Selanjutnya, Erric menambahkan bahwa faktor kepemimpinan dapat meningkatkan belanja kesehatan di daerah Kabupaten/Kota di Indonesia karena berbagai alasan. Pertama, setelah implementasi pilkada langsung, pimpinan daerah banyak mendapat sorotan langsung dari media-media lokal maupun nasional. Di samping itu, sorotan masyarakat juga tertuju langsung kepada para pemimpin tersebut karena mereka adalah sebagai pusat kebijakan yang menimbulkan konsekuensi dalam hal perkataan dan tindakan yang dalam hal ini akan mengundang banyak reaksi dan juga komentar. Oleh sebab itu, kebijakan mereka akan memberikan dan membawa dampak yang lebih luas. Kedua, sejak pemimpin daerah dipilih langsung, mereka mempunyai insentif untuk dapat dipilih lagi jika mereka responsif terhadap kepentingan masyarakat.

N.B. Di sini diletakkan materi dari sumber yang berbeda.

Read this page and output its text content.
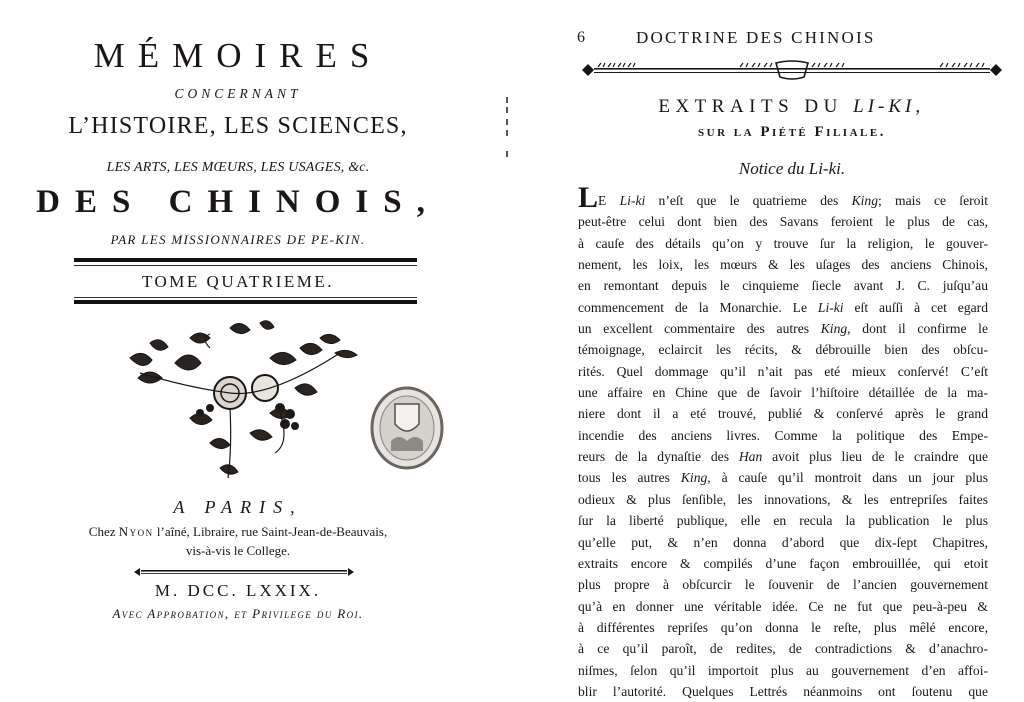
MÉMOIRES
CONCERNANT
L’HISTOIRE, LES SCIENCES,
LES ARTS, LES MŒURS, LES USAGES, &c.
DES CHINOIS,
PAR LES MISSIONNAIRES DE PE-KIN.
TOME QUATRIEME.
A PARIS,
Chez Nyon l’aîné, Libraire, rue Saint-Jean-de-Beauvais,
vis-à-vis le College.
M. DCC. LXXIX.
Avec Approbation, et Privilege du Roi.
6	DOCTRINE DES CHINOIS
EXTRAITS DU LI-KI,
sur la Piété Filiale.
Notice du Li-ki.
LE Li-ki n’eſt que le quatrieme des King; mais ce ſeroit
peut-être celui dont bien des Savans feroient le plus de cas,
à cauſe des détails qu’on y trouve ſur la religion, le gouver-
nement, les loix, les mœurs & les uſages des anciens Chinois,
en remontant depuis le cinquieme ſiecle avant J. C. juſqu’au
commencement de la Monarchie. Le Li-ki eſt auſſi à cet egard
un excellent commentaire des autres King, dont il confirme le
témoignage, eclaircit les récits, & débrouille bien des obſcu-
rités. Quel dommage qu’il n’ait pas eté mieux conſervé! C’eſt
une affaire en Chine que de ſavoir l’hiſtoire détaillée de la ma-
niere dont il a eté trouvé, publié & conſervé après le grand
incendie des anciens livres. Comme la politique des Empe-
reurs de la dynaſtie des Han avoit plus lieu de le craindre que
tous les autres King, à cauſe qu’il montroit dans un jour plus
odieux & plus ſenſible, les innovations, & les entrepriſes faites
ſur la liberté publique, elle en recula la publication le plus
qu’elle put, & n’en donna d’abord que dix-ſept Chapitres,
extraits encore & compilés d’une façon embrouillée, qui etoit
plus propre à obſcurcir le ſouvenir de l’ancien gouvernement
qu’à en donner une véritable idée. Ce ne fut que peu-à-peu &
à différentes repriſes qu’on donna le reſte, plus mêlé encore,
à ce qu’il paroît, de redites, de contradictions & d’anachro-
niſmes, ſelon qu’il importoit plus au gouvernement d’en affoi-
blir l’autorité. Quelques Lettrés néanmoins ont ſoutenu que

Faktor penentu lainnya adalah tuntutan sosial. Performa pemerintah sangat tergantung pada bagaimana masyarakat "mengontrol" performa mereka. Tingkat akses masyarakat terhadap informasi adalah salah satu faktor yang menjamin tuntutan sosial agar dapat mempengaruhi performa pemerintah.

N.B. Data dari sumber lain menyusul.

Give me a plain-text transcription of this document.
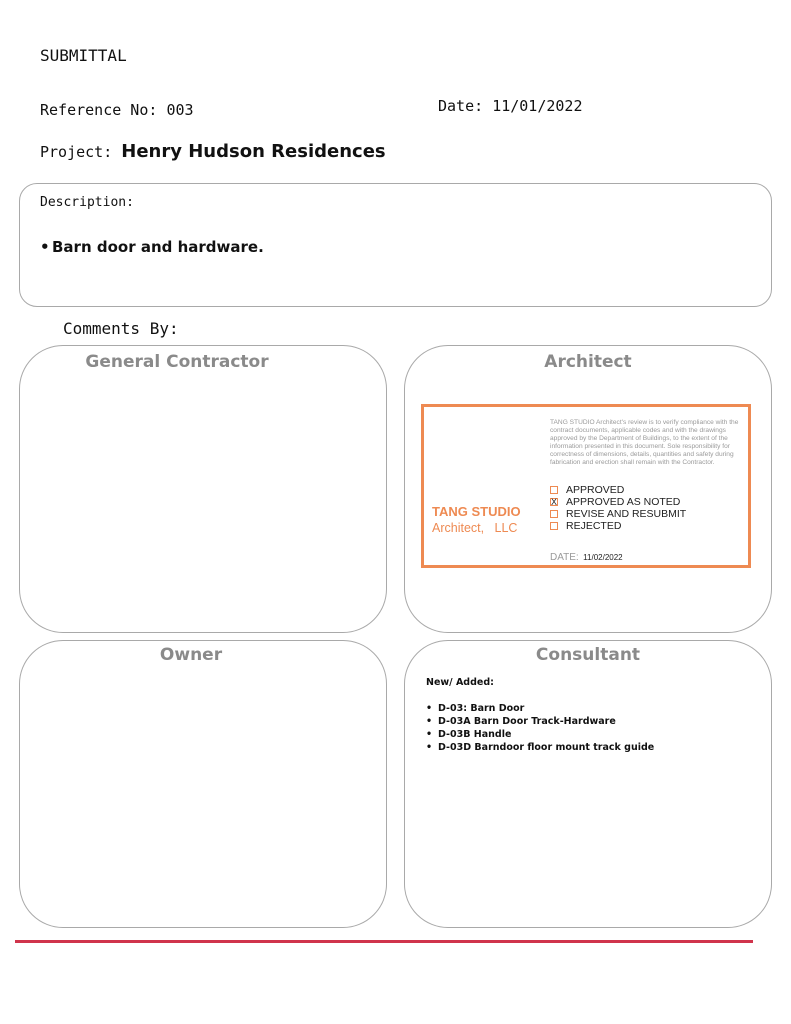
SUBMITTAL
Reference No: 003	Date: 11/01/2022
Project: Henry Hudson Residences
Description:
• Barn door and hardware.
Comments By:
General Contractor	Architect
TANG STUDIO Architect's review is to verify compliance with the contract documents, applicable codes and with the drawings approved by the Department of Buildings, to the extent of the information presented in this document. Sole responsibility for correctness of dimensions, details, quantities and safety during fabrication and erection shall remain with the Contractor.
TANG STUDIO
Architect,   LLC
APPROVED
X APPROVED AS NOTED
REVISE AND RESUBMIT
REJECTED
DATE: 11/02/2022
Owner	Consultant
New/ Added:
• D-03: Barn Door
• D-03A Barn Door Track-Hardware
• D-03B Handle
• D-03D Barndoor floor mount track guide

Menutup paparannya di hadapan ratusan alumni FISIP UMJ, Erric muncul dengan hipotesis dari studinya bahwa implementasi pilkada langsung yang lebih lama, dana transfer yang besar, dan kepemimpinan yang berintegritas serta tuntutan sosial yang tinggi adalah merupakan kombinasi atau jalan untuk menuju belanja kesehatan pemerintah Kabupaten/Kota di Indonesia yang tinggi.